No quiero negar esta imagen (finalmente, una imagen se mide por su potencia y no por su adecuación a una realidad siempre esquiva) sino más bien interrogarla cuando, después de diez años de ser el emblema de un sistema económico, exhibe la paradoja (por la vía del mercado cambiario) de poner en juego la vida de personas que no son ni grandes contribuyentes, ni agroexportadores, ni herederos de privilegios de clase sino el límite mismo de lo que el sistema puede pensar (y que debería ser su umbral de transformación).
Aún compartiendo los lineamientos básicos del sistema, me molesta un poco que se haga depender su salud del eslabón político más insignificante de nuestro tiempo, el refugiado o el inmigrante que, por su sola existencia, revela el carácter definitivamente ilusorio del “mercado interno”, la “industria nacional” e, incluso, la “burguesía nacional”. La “batalla cultural contra el dólar” parece ser más bien una batalla contra el capitalismo transnacional (es decir, posterior a la crisis irreversible de los Estados Nacionales), en favor de un modelo más arcaico, el capitalismo nacional: una plataforma que se imagina más adecuada para sostener hipótesis de transformación revolucionaria. Sea.
Pero una década entera no alcanzó para eliminar la miseria del horizonte de posibilidad de las personas (y al mismo tiempo, del horizonte de la práctica política, que parece necesitarla para definir sus acciones), lo que parece una paradoja más de la soberanía moderna, que excluye incluyendo.
La política contemporánea puede entenderse como un experimento de lenguaje más o menos chisporroteante, pero en la medida en que someta a los que menos tienen, durante diez años, a un horizonte de penurias, revela su carácter absolutamente desolador.

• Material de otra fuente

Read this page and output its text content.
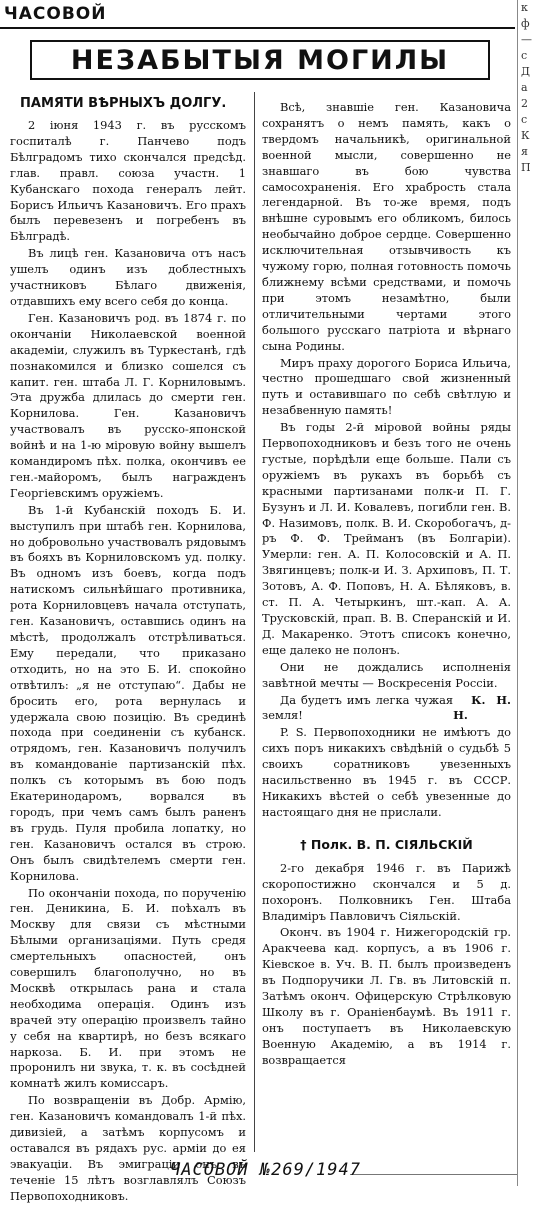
ЧАСОВОЙ
НЕЗАБЫТЫЯ МОГИЛЫ
ПАМЯТИ ВѢРНЫХЪ ДОЛГУ.

2 іюня 1943 г. въ русскомъ госпиталѣ г. Панчево подъ Бѣлградомъ тихо скончался предсѣд. глав. правл. союза участн. 1 Кубанскаго похода генералъ лейт. Борисъ Ильичъ Казановичъ. Его прахъ былъ перевезенъ и погребенъ въ Бѣлградѣ.

Въ лицѣ ген. Казановича отъ насъ ушелъ одинъ изъ доблестныхъ участниковъ Бѣлаго движенія, отдавшихъ ему всего себя до конца.

Ген. Казановичъ род. въ 1874 г. по окончаніи Николаевской военной академіи, служилъ въ Туркестанѣ, гдѣ познакомился и близко сошелся съ капит. ген. штаба Л. Г. Корниловымъ. Эта дружба длилась до смерти ген. Корнилова. Ген. Казановичъ участвовалъ въ русско-японской войнѣ и на 1-ю міровую войну вышелъ командиромъ пѣх. полка, окончивъ ее ген.-майоромъ, былъ награжденъ Георгіевскимъ оружіемъ.

Въ 1-й Кубанскій походъ Б. И. выступилъ при штабѣ ген. Корнилова, но добровольно участвовалъ рядовымъ въ бояхъ въ Корниловскомъ уд. полку. Въ одномъ изъ боевъ, когда подъ натискомъ сильнѣйшаго противника, рота Корниловцевъ начала отступать, ген. Казановичъ, оставшись одинъ на мѣстѣ, продолжалъ отстрѣливаться. Ему передали, что приказано отходить, но на это Б. И. спокойно отвѣтилъ: „я не отступаю“. Дабы не бросить его, рота вернулась и удержала свою позицію. Въ срединѣ похода при соединеніи съ кубанск. отрядомъ, ген. Казановичъ получилъ въ командованіе партизанскій пѣх. полкъ съ которымъ въ бою подъ Екатеринодаромъ, ворвался въ городъ, при чемъ самъ былъ раненъ въ грудь. Пуля пробила лопатку, но ген. Казановичъ остался въ строю. Онъ былъ свидѣтелемъ смерти ген. Корнилова.

По окончаніи похода, по порученію ген. Деникина, Б. И. поѣхалъ въ Москву для связи съ мѣстными Бѣлыми организаціями. Путь средя смертельныхъ опасностей, онъ совершилъ благополучно, но въ Москвѣ открылась рана и стала необходима операція. Одинъ изъ врачей эту операцію произвелъ тайно у себя на квартирѣ, но безъ всякаго наркоза. Б. И. при этомъ не проронилъ ни звука, т. к. въ сосѣдней комнатѣ жилъ комиссаръ.

По возвращеніи въ Добр. Армію, ген. Казановичъ командовалъ 1-й пѣх. дивизіей, а затѣмъ корпусомъ и оставался въ рядахъ рус. арміи до ея эвакуаціи. Въ эмиграціи онъ въ теченіе 15 лѣтъ возглавлялъ Союзъ Первопоходниковъ.

Всѣ, знавшіе ген. Казановича сохранятъ о немъ память, какъ о твердомъ начальникѣ, оригинальной военной мысли, совершенно не знавшаго въ бою чувства самосохраненія. Его храбрость стала легендарной. Въ то-же время, подъ внѣшне суровымъ его обликомъ, билось необычайно доброе сердце. Совершенно исключительная отзывчивость къ чужому горю, полная готовность помочь ближнему всѣми средствами, и помочь при этомъ незамѣтно, были отличительными чертами этого большого русскаго патріота и вѣрнаго сына Родины.

Миръ праху дорогого Бориса Ильича, честно прошедшаго свой жизненный путь и оставившаго по себѣ свѣтлую и незабвенную память!

Въ годы 2-й міровой войны ряды Первопоходниковъ и безъ того не очень густые, порѣдѣли еще больше. Пали съ оружіемъ въ рукахъ въ борьбѣ съ красными партизанами полк-и П. Г. Бузунъ и Л. И. Ковалевъ, погибли ген. В. Ф. Назимовъ, полк. В. И. Скоробогачъ, д-ръ Ф. Ф. Трейманъ (въ Болгаріи). Умерли: ген. А. П. Колосовскій и А. П. Звягинцевъ; полк-и И. З. Архиповъ, П. Т. Зотовъ, А. Ф. Поповъ, Н. А. Бѣляковъ, в. ст. П. А. Четыркинъ, шт.-кап. А. А. Трусковскій, прап. В. В. Сперанскій и И. Д. Макаренко. Этотъ списокъ конечно, еще далеко не полонъ.

Они не дождались исполненія завѣтной мечты — Воскресенія Россіи.

Да будетъ имъ легка чужая земля!
К. Н. Н.

P. S. Первопоходники не имѣютъ до сихъ поръ никакихъ свѣдѣній о судьбѣ 5 своихъ соратниковъ увезенныхъ насильственно въ 1945 г. въ СССР. Никакихъ вѣстей о себѣ увезенные до настоящаго дня не прислали.

† Полк. В. П. СІЯЛЬСКІЙ

2-го декабря 1946 г. въ Парижѣ скоропостижно скончался и 5 д. похоронъ. Полковникъ Ген. Штаба Владиміръ Павловичъ Сіяльскій.

Оконч. въ 1904 г. Нижегородскій гр. Аракчеева кад. корпусъ, а въ 1906 г. Кіевское в. Уч. В. П. былъ произведенъ въ Подпоручики Л. Гв. въ Литовскій п. Затѣмъ оконч. Офицерскую Стрѣлковую Школу въ г. Ораніенбаумѣ. Въ 1911 г. онъ поступаетъ въ Николаевскую Военную Академію, а въ 1914 г. возвращается

к
ф
—
с
Д
а
2
с
К
я
П
ЧАСОВОЙ №269/1947
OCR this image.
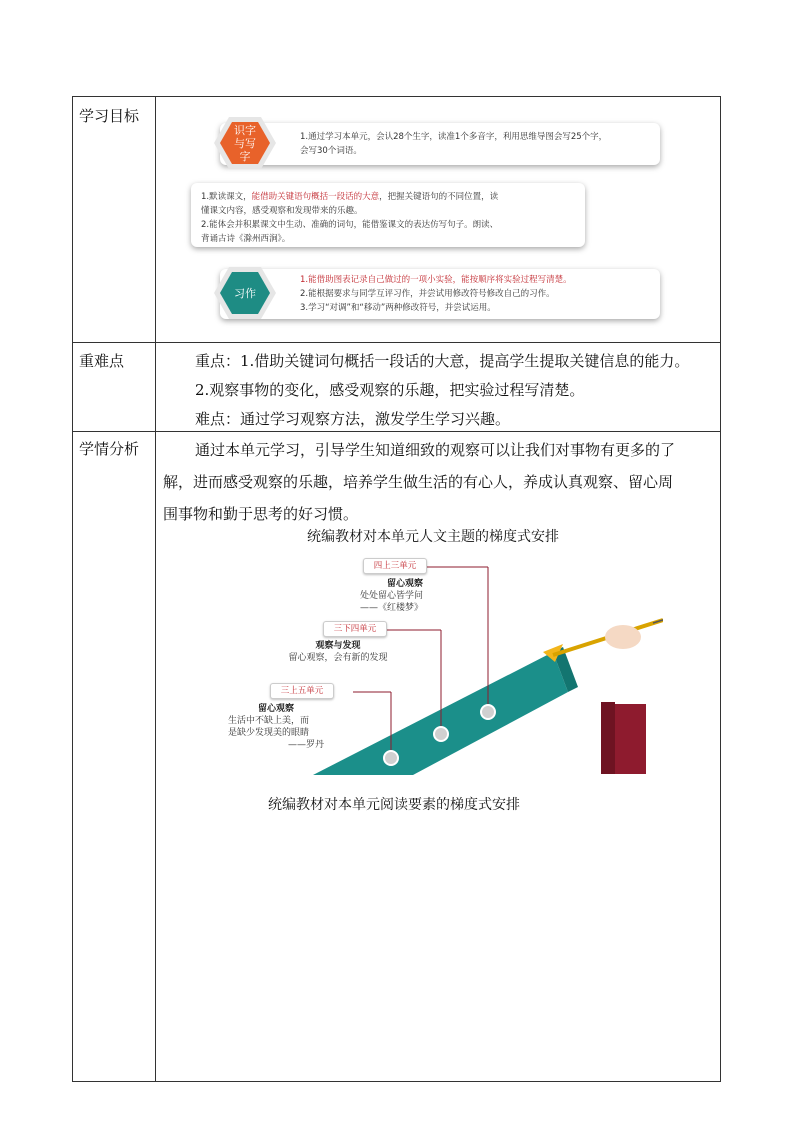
学习目标
重难点
学情分析
1.通过学习本单元，会认28个生字，读准1个多音字，利用思维导图会写25个字，
会写30个词语。
识字与写字
1.默读课文，能借助关键语句概括一段话的大意，把握关键语句的不同位置，读
懂课文内容，感受观察和发现带来的乐趣。
2.能体会并积累课文中生动、准确的词句，能借鉴课文的表达仿写句子。朗读、
背诵古诗《滁州西涧》。
1.能借助图表记录自己做过的一项小实验，能按顺序将实验过程写清楚。
2.能根据要求与同学互评习作，并尝试用修改符号修改自己的习作。
3.学习“对调”和“移动”两种修改符号，并尝试运用。
习作
重点：1.借助关键词句概括一段话的大意，提高学生提取关键信息的能力。
2.观察事物的变化，感受观察的乐趣，把实验过程写清楚。
难点：通过学习观察方法，激发学生学习兴趣。
通过本单元学习，引导学生知道细致的观察可以让我们对事物有更多的了
解，进而感受观察的乐趣，培养学生做生活的有心人，养成认真观察、留心周
围事物和勤于思考的好习惯。
统编教材对本单元人文主题的梯度式安排
四上三单元
留心观察
处处留心皆学问
——《红楼梦》
三下四单元
观察与发现
留心观察，会有新的发现
三上五单元
留心观察
生活中不缺上美，而
是缺少发现美的眼睛
——罗丹
统编教材对本单元阅读要素的梯度式安排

El Estado-Nación puede haber funcionado alguna vez como el centinela de los pueblos y de los imaginarios radicales y con razón puede pensarse que la pequeña burguesía planetaria es la forma en la que la humanidad camina hacia su propia destrucción. Pero eso no nos obliga a buscar la redención en un repliegue nacionalitario, sino a remover el diafragma sutil que separa las identidades totalizadoras (el “consumo popular”) de las singularidades cualunques (el migrante, el expatriado, el refugiado) que son el umbral y la verdad de nuestra modernidad. Esta, ha advertido Giorgio Agamben, es la tarea política de nuestra generación.